Italian-American emphasis on family is evident when examining the group’s residential patterns. Italian-Americans have a history of condensing in enclaves such as the predominantly Italian-American communities in Bensonhurst, Brooklyn and Howard Beach, Queens. Italian-Americans have been living in homogenous communities since they first arrived in the United States and have retained these patterns today. This is understandable considering the difficulty immigrants face upon arriving to America. Surrounding yourself with those of your kind allows an easier transition into American culture.

Interviewer: What can you tell us about the park?

Girl: Well, no matter how old you are, you still come to this park to reunite with everyone from Howard Beach.

Interviewer: So, you guys all stay connected, even when you grow up?

Girl: Yes.


Today, the Italian-Americans citizens of Howard Beach remain close to their families but with new opportunities for education and upward mobility, do not necessarily depend on their families for every aspect of their advancement.

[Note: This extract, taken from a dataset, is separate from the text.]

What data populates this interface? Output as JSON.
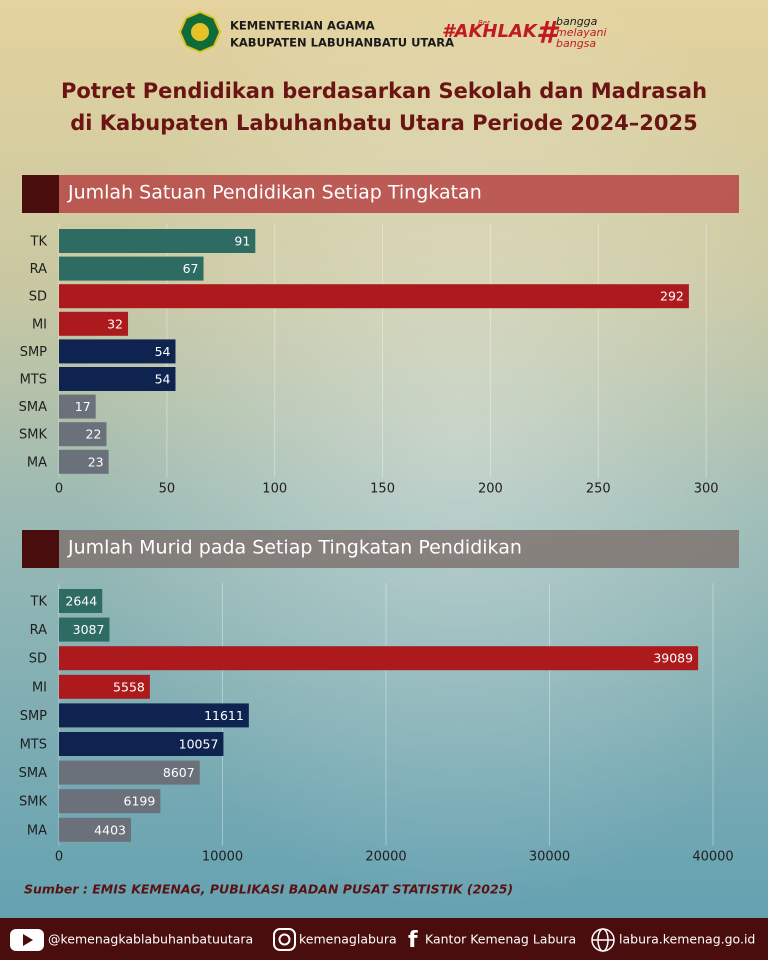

Children of immigrants have assimilated into American culture and have developed a balance between doing what they need to do for their own success and making sure their families remain in their lives. Of all the individuals we interviewed, the importance of family was confirmed. Many of the residents did not speak Italian and usually had parents or grandparents that did. Although they had not visited Italy and/or did not speak the language, the values and the culture that come with being Italian are have a firm grip on their beings. They plan of leaving the neighborhood but all felt as if their ties would remain. 

Although the individual we interviewed only works in Howard Beach, he still helped us to understand the importance of family to Italian-Americans. He let us know that the neighborhood is predominantly Italian-American, but the family dynamic is not the same dynamic the media continues to portray. Family for Italian-Americans today, does not necessarily include mafia affiliation and stereotypical Godfather and Gotti behavior (although John Gotti was a former resident). Italian-American families are characterized by strong bonds and lack the stereotypical stigmas the media has attached to them.


What did Howard Beach have to say?
One of our favorite quotes was from a man in his mid to late twenties. We asked him if he planned on moving away from Howard Beach and he said it was a possibility. We then inquired as to whether he would stay in contact with his family and he responded by saying:“Of course I would, you would have to be stupid not to remain close to your family.”
Female high school senior:
Interviewer: What can you tell us about the park?
Interviewee: Well, no matter how old you are, you still come to this park to reunite with everyone from Howard Beach.
Interviewer: So, you guys all stay connected, even when you grow up?
Interviewee: Yes.
Interviewer: Do you feel like you’re always going to stay connected with your family?
Interviewee: I’m always going to stay connected with my family.
Interviewer: Do you guys have the Italian home life?
Interviewee: Yeah, just dinners on Sunday.